I ended up cutting out the entire subfloor of a half bath but wasn't able to make the perimeter cuts near joists so the sides of the subfloor are "floating." I'd like to put in some 2x4 blocking to give the subfloor better support but it's difficult due to numerous pipes below the joists and tight/awkward space from inside the bathroom.

Could I double up two pieces of 2x4 that are a 1/4 inch shorter than the width of the space between the joists, glue and screw them together while attaching them to the adjacent joists sort of like a slide rule?

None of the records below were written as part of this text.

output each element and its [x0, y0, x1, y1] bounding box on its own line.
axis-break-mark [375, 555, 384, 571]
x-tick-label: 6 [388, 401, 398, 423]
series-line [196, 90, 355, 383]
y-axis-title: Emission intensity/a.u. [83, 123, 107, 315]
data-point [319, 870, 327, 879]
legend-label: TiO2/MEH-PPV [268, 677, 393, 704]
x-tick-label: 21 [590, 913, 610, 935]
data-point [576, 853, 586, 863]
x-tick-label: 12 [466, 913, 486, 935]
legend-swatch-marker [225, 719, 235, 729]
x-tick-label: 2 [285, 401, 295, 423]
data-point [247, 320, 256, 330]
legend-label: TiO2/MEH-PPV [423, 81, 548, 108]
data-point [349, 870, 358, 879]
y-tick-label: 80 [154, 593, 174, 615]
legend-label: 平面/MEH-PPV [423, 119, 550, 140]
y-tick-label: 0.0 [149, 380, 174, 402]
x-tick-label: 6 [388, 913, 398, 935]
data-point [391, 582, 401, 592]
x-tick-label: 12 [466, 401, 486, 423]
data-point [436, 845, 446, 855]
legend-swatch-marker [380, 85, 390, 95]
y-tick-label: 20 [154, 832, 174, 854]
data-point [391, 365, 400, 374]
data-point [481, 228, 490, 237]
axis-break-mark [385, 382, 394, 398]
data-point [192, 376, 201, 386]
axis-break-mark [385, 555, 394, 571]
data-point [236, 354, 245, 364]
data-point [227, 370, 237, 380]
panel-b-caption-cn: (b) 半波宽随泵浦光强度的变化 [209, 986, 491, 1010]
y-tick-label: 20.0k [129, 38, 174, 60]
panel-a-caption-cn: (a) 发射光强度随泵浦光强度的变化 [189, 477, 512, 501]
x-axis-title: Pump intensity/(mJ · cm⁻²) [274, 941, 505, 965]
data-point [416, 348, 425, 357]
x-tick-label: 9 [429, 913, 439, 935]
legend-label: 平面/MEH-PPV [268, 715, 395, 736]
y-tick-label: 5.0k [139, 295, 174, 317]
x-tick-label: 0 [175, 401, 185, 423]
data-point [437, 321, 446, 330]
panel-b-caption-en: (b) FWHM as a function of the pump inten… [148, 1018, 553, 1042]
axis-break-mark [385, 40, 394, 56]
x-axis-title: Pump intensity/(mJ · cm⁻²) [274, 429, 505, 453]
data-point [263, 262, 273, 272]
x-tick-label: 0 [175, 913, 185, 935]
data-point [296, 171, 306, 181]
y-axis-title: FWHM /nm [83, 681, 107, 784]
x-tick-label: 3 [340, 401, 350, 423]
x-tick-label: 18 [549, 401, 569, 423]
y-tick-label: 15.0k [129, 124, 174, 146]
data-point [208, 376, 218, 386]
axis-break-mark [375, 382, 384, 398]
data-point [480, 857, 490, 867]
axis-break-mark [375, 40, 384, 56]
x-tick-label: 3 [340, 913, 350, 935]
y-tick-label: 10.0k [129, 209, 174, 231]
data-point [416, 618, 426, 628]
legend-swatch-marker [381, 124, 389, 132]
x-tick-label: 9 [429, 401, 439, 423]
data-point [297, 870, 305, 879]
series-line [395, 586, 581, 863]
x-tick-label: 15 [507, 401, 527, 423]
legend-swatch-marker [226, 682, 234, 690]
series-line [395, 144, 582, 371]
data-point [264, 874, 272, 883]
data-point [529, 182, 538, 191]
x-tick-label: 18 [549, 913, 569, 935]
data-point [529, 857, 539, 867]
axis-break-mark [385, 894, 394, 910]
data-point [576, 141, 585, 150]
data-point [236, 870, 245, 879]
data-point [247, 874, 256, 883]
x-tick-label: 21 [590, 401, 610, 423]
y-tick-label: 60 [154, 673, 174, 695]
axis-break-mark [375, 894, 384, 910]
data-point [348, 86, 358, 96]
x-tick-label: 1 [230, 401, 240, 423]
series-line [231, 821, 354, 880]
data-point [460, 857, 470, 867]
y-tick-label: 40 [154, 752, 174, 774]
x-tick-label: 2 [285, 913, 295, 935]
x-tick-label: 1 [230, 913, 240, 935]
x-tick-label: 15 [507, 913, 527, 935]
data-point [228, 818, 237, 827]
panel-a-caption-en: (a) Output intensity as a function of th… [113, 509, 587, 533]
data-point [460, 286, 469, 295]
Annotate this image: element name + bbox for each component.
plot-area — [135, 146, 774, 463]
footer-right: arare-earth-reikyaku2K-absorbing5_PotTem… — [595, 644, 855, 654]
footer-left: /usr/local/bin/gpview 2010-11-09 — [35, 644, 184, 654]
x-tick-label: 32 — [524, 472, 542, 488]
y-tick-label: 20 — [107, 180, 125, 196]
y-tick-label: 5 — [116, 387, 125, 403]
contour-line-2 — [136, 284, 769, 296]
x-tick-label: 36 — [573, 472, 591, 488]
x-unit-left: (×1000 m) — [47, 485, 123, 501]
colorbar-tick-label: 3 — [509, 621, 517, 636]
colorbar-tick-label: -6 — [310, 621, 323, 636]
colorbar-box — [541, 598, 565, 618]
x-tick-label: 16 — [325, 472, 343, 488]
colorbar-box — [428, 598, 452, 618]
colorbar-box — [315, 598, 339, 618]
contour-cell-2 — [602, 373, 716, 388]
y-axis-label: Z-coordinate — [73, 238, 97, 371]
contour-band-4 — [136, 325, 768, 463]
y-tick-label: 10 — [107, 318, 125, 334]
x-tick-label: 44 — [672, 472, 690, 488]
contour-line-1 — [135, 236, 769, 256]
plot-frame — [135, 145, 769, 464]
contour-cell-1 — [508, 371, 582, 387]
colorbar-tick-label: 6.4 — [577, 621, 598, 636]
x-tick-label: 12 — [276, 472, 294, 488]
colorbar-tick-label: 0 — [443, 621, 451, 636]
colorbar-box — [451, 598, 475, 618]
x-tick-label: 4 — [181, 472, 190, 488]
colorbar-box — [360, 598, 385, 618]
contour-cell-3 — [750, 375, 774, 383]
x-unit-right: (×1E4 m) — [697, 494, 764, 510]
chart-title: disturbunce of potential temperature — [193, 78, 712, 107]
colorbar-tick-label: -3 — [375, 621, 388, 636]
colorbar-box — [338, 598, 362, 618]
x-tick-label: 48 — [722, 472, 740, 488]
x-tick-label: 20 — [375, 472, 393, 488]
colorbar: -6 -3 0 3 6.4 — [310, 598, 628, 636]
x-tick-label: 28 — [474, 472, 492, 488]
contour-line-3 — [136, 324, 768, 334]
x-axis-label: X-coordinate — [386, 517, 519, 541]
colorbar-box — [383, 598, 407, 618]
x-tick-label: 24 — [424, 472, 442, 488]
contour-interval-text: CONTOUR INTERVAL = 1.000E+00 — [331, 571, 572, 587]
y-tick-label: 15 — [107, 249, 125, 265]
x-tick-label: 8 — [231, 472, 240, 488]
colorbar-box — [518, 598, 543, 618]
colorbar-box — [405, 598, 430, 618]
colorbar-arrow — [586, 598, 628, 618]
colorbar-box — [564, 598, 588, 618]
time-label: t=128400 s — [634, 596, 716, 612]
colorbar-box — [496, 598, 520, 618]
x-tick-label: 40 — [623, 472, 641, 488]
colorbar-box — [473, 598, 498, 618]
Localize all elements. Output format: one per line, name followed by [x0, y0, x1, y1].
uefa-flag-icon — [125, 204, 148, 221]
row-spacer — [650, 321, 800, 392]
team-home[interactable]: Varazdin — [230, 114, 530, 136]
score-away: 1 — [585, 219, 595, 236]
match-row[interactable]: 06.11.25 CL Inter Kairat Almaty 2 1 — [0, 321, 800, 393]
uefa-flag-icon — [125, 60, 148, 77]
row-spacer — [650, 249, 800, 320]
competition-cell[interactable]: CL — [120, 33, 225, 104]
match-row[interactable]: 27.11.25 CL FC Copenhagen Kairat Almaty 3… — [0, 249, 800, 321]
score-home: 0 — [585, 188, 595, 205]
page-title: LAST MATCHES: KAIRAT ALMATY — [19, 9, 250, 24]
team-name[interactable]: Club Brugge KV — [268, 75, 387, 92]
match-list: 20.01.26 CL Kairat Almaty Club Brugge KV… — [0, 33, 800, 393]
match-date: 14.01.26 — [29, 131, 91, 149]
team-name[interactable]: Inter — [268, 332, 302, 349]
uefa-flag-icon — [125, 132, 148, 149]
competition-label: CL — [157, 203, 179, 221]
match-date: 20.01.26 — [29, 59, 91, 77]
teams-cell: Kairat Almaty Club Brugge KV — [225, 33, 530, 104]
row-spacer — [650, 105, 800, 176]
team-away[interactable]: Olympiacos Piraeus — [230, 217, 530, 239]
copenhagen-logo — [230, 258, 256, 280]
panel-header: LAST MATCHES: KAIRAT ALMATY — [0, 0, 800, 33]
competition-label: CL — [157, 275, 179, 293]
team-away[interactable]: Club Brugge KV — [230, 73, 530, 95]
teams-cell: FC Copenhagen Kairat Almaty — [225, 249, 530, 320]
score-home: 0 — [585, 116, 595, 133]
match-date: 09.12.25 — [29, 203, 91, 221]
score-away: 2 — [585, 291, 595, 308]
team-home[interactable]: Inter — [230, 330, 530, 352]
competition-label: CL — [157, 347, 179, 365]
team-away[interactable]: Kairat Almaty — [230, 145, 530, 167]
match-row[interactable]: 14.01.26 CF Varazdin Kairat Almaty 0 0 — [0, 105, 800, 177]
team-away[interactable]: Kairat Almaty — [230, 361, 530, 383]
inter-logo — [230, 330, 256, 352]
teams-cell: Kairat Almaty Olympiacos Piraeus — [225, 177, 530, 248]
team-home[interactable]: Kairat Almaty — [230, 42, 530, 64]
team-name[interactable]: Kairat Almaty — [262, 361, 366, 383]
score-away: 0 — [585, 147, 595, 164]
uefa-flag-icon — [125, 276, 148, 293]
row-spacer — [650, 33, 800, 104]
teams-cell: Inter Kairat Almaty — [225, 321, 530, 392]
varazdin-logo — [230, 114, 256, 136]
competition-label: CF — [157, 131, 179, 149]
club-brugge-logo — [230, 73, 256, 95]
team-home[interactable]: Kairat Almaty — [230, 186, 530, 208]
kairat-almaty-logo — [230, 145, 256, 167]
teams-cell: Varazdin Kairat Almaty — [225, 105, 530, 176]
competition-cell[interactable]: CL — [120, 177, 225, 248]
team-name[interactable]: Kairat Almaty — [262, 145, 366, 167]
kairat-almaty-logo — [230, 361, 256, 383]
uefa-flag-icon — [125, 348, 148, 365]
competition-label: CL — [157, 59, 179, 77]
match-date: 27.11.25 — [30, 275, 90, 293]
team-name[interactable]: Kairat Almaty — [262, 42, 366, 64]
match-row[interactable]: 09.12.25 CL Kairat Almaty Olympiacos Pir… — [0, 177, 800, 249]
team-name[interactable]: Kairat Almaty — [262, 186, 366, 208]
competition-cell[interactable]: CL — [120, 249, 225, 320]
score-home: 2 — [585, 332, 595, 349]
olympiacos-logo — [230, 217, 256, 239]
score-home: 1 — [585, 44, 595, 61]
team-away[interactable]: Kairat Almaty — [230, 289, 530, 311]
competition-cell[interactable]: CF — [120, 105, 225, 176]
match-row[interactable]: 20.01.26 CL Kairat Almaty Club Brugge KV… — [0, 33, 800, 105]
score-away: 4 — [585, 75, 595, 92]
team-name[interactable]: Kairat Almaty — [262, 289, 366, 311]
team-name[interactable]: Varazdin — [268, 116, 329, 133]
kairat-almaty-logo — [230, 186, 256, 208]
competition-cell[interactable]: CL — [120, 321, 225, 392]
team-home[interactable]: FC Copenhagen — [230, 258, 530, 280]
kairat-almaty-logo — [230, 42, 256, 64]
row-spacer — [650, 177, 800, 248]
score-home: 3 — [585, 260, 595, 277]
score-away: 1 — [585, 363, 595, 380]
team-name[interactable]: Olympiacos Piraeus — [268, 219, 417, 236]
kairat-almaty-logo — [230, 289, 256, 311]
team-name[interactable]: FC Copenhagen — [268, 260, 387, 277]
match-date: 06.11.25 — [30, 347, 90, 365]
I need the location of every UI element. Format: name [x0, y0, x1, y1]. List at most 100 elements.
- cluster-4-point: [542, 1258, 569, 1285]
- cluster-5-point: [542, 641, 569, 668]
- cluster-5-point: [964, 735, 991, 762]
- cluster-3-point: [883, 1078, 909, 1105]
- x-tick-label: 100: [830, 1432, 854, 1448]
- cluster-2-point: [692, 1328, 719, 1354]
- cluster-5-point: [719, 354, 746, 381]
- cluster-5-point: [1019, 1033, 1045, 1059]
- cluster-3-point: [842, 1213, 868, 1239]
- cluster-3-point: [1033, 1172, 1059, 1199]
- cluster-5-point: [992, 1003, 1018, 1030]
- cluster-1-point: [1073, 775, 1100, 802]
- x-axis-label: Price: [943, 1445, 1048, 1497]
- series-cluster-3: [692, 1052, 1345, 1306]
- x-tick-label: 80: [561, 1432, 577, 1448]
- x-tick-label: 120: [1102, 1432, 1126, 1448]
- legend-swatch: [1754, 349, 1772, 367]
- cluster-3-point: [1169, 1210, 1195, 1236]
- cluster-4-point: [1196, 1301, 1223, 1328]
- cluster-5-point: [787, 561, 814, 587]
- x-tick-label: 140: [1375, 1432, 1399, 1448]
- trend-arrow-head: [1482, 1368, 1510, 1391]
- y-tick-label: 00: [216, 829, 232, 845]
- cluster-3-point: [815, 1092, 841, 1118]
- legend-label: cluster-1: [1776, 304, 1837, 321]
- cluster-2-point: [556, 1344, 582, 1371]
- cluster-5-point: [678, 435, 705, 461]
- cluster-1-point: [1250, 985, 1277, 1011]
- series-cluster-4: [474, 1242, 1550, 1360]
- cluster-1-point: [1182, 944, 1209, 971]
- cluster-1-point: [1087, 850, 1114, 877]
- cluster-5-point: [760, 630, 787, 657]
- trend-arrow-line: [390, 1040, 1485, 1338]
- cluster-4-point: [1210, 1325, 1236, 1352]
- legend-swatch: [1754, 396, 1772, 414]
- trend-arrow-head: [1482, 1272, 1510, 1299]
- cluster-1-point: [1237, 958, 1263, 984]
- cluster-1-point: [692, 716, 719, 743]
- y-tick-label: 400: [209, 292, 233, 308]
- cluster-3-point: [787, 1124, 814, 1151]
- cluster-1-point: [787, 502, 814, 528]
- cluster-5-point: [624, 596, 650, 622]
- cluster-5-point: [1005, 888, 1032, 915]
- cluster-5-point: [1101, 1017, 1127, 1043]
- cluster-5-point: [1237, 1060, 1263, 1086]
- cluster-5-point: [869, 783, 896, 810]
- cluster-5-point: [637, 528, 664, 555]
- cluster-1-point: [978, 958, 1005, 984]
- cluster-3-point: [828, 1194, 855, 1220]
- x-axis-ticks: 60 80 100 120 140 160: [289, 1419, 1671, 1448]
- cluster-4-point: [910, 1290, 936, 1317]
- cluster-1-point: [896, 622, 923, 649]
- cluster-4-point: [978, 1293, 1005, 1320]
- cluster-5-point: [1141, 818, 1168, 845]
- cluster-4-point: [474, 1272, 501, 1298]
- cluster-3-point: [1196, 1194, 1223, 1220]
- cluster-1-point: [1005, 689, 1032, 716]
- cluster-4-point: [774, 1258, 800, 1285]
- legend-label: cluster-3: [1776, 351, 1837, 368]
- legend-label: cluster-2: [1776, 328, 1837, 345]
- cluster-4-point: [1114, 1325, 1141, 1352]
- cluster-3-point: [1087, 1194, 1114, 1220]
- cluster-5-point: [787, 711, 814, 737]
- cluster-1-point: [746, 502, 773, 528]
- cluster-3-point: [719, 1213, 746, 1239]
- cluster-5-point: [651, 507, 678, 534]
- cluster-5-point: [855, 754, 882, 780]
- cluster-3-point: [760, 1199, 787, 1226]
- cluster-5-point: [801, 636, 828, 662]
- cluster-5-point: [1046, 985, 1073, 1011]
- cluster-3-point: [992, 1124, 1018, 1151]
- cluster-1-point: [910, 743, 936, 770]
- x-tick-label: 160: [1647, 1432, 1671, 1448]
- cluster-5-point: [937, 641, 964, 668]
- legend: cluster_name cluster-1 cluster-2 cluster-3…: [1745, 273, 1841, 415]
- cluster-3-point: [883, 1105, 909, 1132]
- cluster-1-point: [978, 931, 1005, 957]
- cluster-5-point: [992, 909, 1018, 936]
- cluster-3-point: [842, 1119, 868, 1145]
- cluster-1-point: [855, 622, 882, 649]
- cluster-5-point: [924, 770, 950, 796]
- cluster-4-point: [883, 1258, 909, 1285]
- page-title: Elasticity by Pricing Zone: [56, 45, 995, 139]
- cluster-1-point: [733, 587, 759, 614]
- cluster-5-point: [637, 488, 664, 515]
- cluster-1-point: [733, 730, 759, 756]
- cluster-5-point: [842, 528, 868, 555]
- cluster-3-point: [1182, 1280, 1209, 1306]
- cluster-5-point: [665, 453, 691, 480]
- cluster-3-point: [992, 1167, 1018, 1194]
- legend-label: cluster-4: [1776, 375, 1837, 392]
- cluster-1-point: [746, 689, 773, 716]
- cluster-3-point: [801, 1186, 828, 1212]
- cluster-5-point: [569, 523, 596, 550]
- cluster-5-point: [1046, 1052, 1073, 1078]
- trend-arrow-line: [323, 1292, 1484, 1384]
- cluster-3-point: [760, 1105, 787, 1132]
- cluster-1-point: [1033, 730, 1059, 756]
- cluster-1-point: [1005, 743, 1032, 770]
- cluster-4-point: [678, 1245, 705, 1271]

Also, for blocking in general, is there a good method for measuring so that the block will fit snugly but not have to be hammered so much that it shakes the whole house?


----------



## nealtw (Oct 11, 2016)

Normal sub floor is tongue and grove so two adjacent sheets bend together when walked on. and that is all you need to replicate. so a shorter block with glue slipped half under the existing sheet and screwed down will work.
Usually we cut out the floor 1 1/2 " from the wall by just putting the circ saw against the wall and dropping it into the floor. if you have removed right to the wall then you have to get into the wall and screw thru the wall plate and sub to attach the block. And yes a good floor glue is important


----------



## vinny186 (Oct 11, 2016)

That's what I did, I used my circular saw and got a couple inches from the wall. That gives me some peace of mind knowing I don't have to squeeze in a 2x4 block in order to have a strong floor. Thanks!


----------